5C. [Repositories] Multiple Outputs with Data Transforms5. Multi Output Transforms

5 - Multi-output Transforms

This content is also available at learn.palantir.com ↗ and is presented here for accessibility purposes.

📖 Task Introduction

You can also specify multiple outputs using the transform() decorator. In this task, you'll create a multi-output transform that filters for just those passengers whose flyer_status is Platinum and then creates separate datasets for flight alerts of each priority (high, medium, low).

This method does not run the entire input through the full logic each time as you saw with the for loop in the generated transform. You'll only need to filter to Platinum passengers once, after which you can share the filtered dataframe to create multiple output datasets.

🔨 Task Instructions

  1. Create a new branch from Master called yourName/feature/multi_output.

  2. Right click on your /output folder in your repository Files and add a new file called flight_alerts_by_priority.py.

  3. Replace the default code in your new Python transform file with the code block below.

    from transforms.api import transform, Input, Output
    
    
    # Pass multiple Output specifications to the transform() decorator to split the input:
    @transform(
        source_df=Input("${flight_alerts_joined_passengers_RID}"),
        high=Output("/${space}/Temporary Training Artifacts/${yourName}/Data Engineering Tutorials/Transform Project: Alert Metrics/data/output/flight_alerts_platinum_high"),
        medium=Output("/${space}/Temporary Training Artifacts/${yourName}/Data Engineering Tutorials/Transform Project: Alert Metrics/data/output/flight_alerts_platinum_medium"),
        low=Output("/${space}/Temporary Training Artifacts/${yourName}/Data Engineering Tutorials/Transform Project: Alert Metrics/data/output/flight_alerts_platinum_low"),
    )
    def alerts_by_priority(source_df, high, medium, low):
    
        # filter the source dataframe to just those records where the passenger status is "Platinum"
        platinum_df = source_df.dataframe().filter(source_df.dataframe().flyer_status == 'Platinum')
    
        # Call the write_dataframe() function on each output to write the dataframe out to a dataset for each filtered priority
        high.write_dataframe(platinum_df.filter(platinum_df.priority == 'High'))
        medium.write_dataframe(platinum_df.filter(platinum_df.priority == 'Medium'))
        low.write_dataframe(platinum_df.filter(platinum_df.priority == 'Low'))
    
  4. Replace the following lines in your code:

    • ${space} with your space
    • ${yourName} with your /Tutorial Practice Artifacts folder name
    • ${flight_alerts_joined_passengers_RID}with the RID of the output from the transformed output from flight_alerts_joined_passengers.py.
  5. Click the Preview button. Your preview window will present you with three tabs, one for each output (high, medium, and low).

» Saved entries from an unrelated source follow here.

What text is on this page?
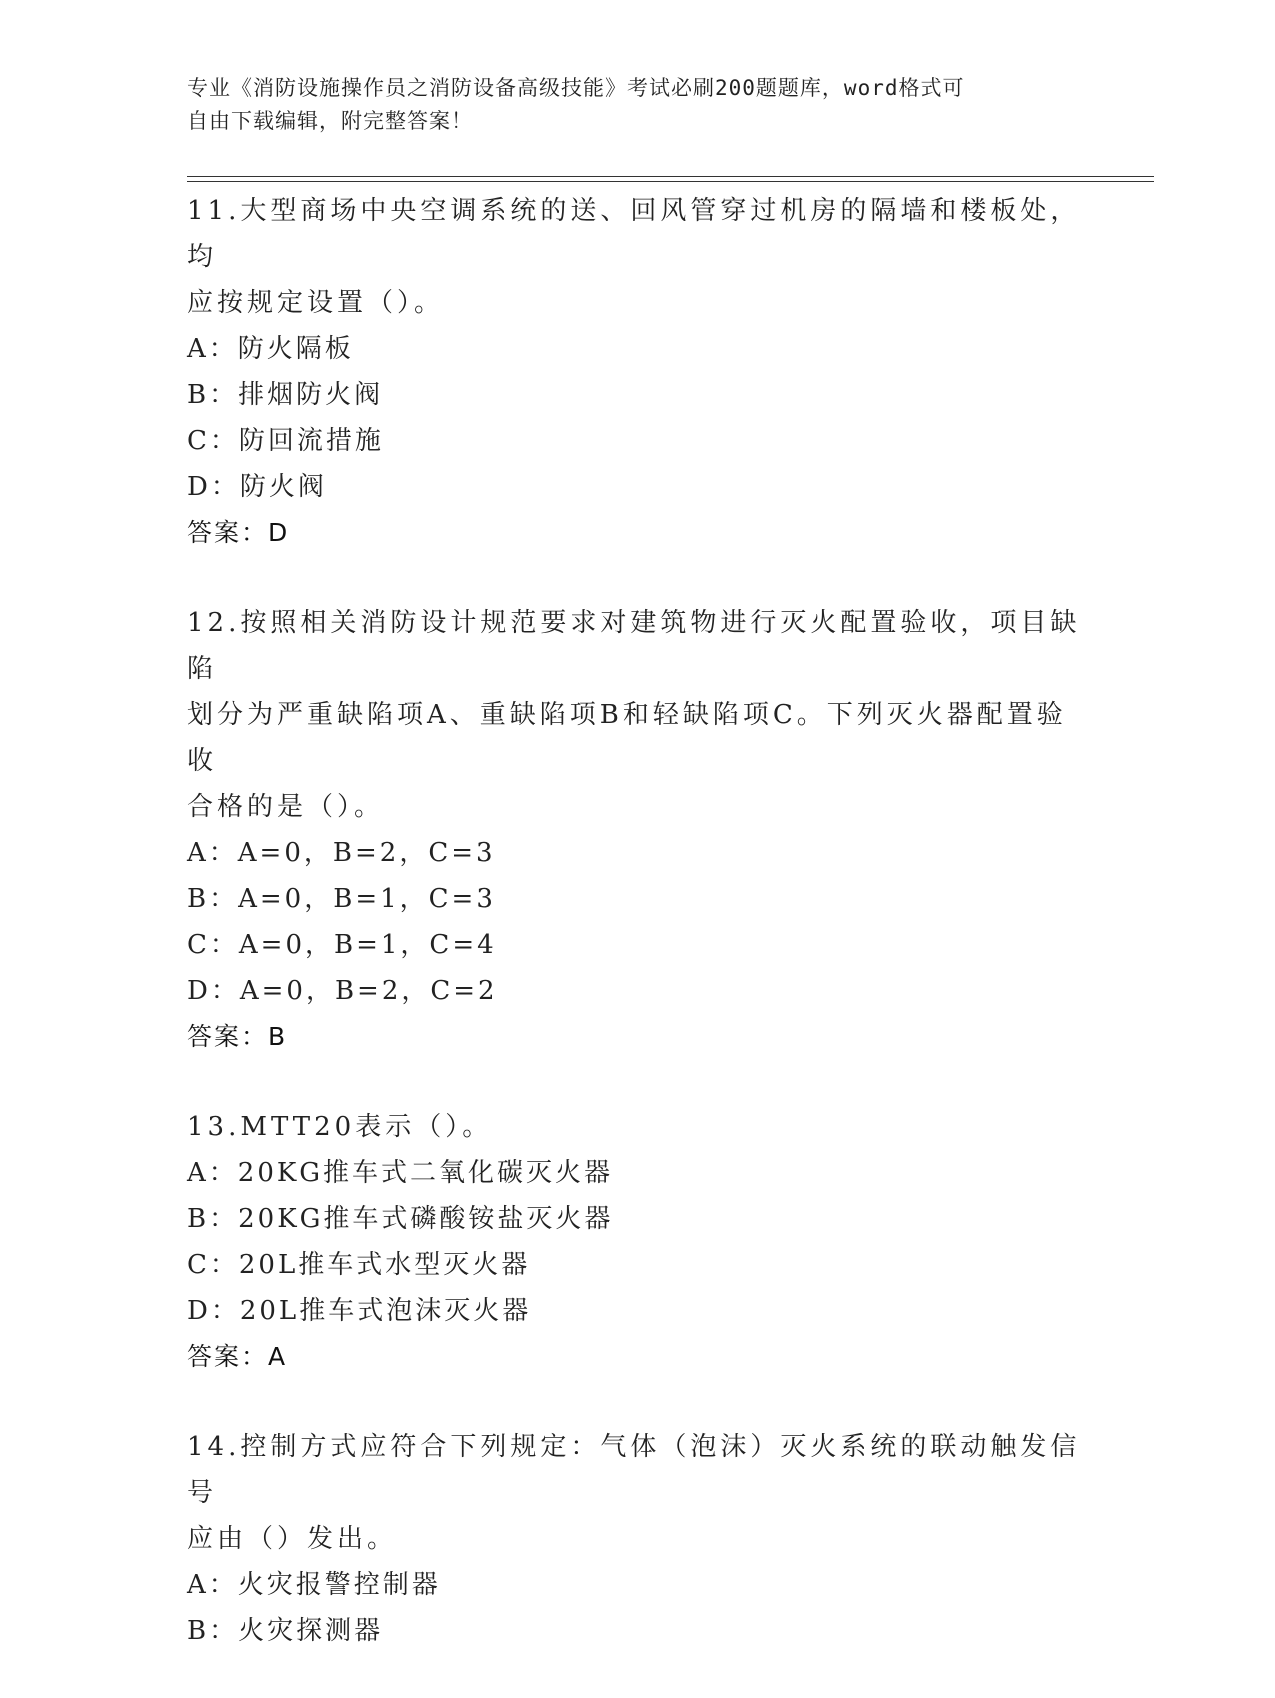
专业《消防设施操作员之消防设备高级技能》考试必刷200题题库，word格式可
自由下载编辑，附完整答案！

11.大型商场中央空调系统的送、回风管穿过机房的隔墙和楼板处，均

应按规定设置（）。

A：防火隔板

B：排烟防火阀

C：防回流措施

D：防火阀

答案：D

12.按照相关消防设计规范要求对建筑物进行灭火配置验收，项目缺陷

划分为严重缺陷项A、重缺陷项B和轻缺陷项C。下列灭火器配置验收

合格的是（）。

A：A=0，B=2，C=3

B：A=0，B=1，C=3

C：A=0，B=1，C=4

D：A=0，B=2，C=2

答案：B

13.MTT20表示（）。

A：20KG推车式二氧化碳灭火器

B：20KG推车式磷酸铵盐灭火器

C：20L推车式水型灭火器

D：20L推车式泡沫灭火器

答案：A

14.控制方式应符合下列规定：气体（泡沫）灭火系统的联动触发信号

应由（）发出。

A：火灾报警控制器

B：火灾探测器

  6. If the result looks as expected (i.e., filtered to Platinum and the designated priority), then commit and build the code on your branch.

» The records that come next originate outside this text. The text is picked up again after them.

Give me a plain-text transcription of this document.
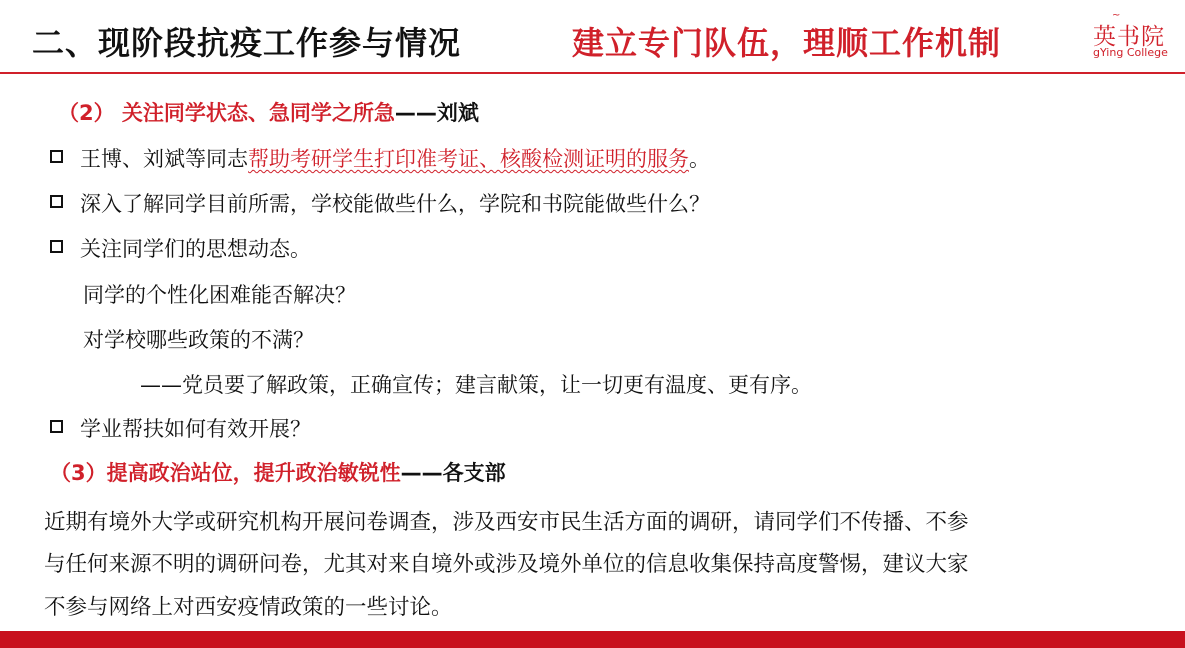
二、现阶段抗疫工作参与情况	建立专门队伍，理顺工作机制
~
英书院
gYing College
（2） 关注同学状态、急同学之所急——刘斌
王博、刘斌等同志帮助考研学生打印准考证、核酸检测证明的服务。
深入了解同学目前所需，学校能做些什么，学院和书院能做些什么？
关注同学们的思想动态。
同学的个性化困难能否解决？
对学校哪些政策的不满？
——党员要了解政策，正确宣传；建言献策，让一切更有温度、更有序。
学业帮扶如何有效开展？
（3）提高政治站位，提升政治敏锐性——各支部
近期有境外大学或研究机构开展问卷调查，涉及西安市民生活方面的调研，请同学们不传播、不参
与任何来源不明的调研问卷，尤其对来自境外或涉及境外单位的信息收集保持高度警惕，建议大家
不参与网络上对西安疫情政策的一些讨论。
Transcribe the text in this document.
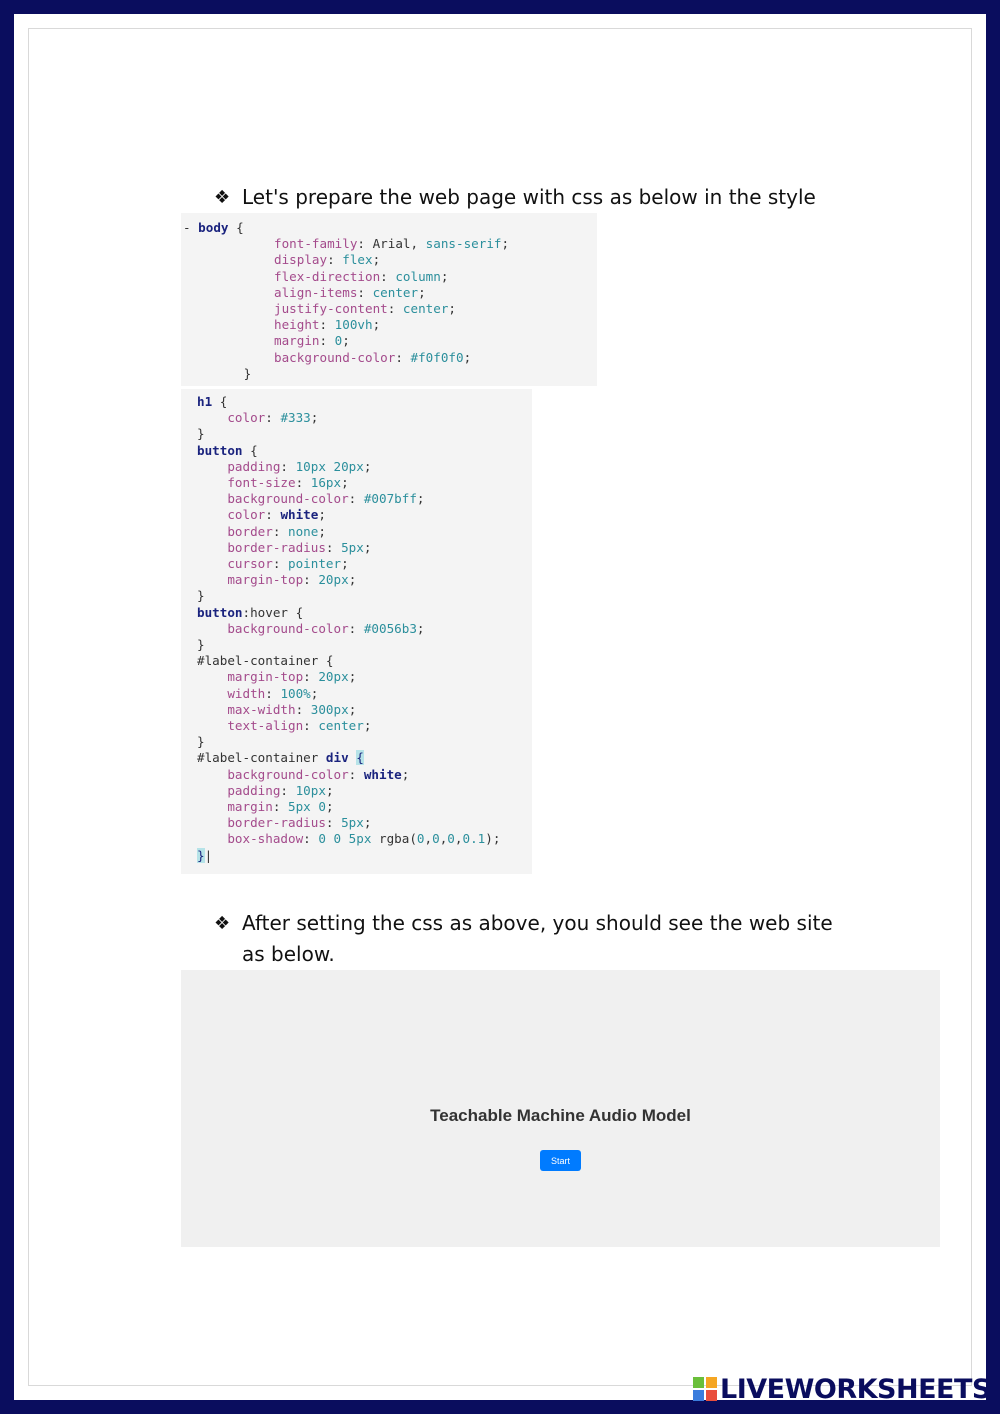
❖ Let's prepare the web page with css as below in the style
- body {
font-family: Arial, sans-serif;
display: flex;
flex-direction: column;
align-items: center;
justify-content: center;
height: 100vh;
margin: 0;
background-color: #f0f0f0;
}
h1 {
color: #333;
}
button {
padding: 10px 20px;
font-size: 16px;
background-color: #007bff;
color: white;
border: none;
border-radius: 5px;
cursor: pointer;
margin-top: 20px;
}
button:hover {
background-color: #0056b3;
}
#label-container {
margin-top: 20px;
width: 100%;
max-width: 300px;
text-align: center;
}
#label-container div {
background-color: white;
padding: 10px;
margin: 5px 0;
border-radius: 5px;
box-shadow: 0 0 5px rgba(0,0,0,0.1);
}|
❖ After setting the css as above, you should see the web site as below.
Teachable Machine Audio Model
Start
LIVEWORKSHEETS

  7. If your build was successful (i.e., datasets materialized as expected), consider updating the input/output paths to RIDs and committing. Remember that this may require a browser refresh to get the "Replace paths with RIDs" link to appear.

  8. Complete the PR process and merge your branch into Master (you may delete you branch after the merge if desired).

  9. Build your code on the Master branch.

Read a bit more about multi-output transforms in this section of the Python transforms documentation.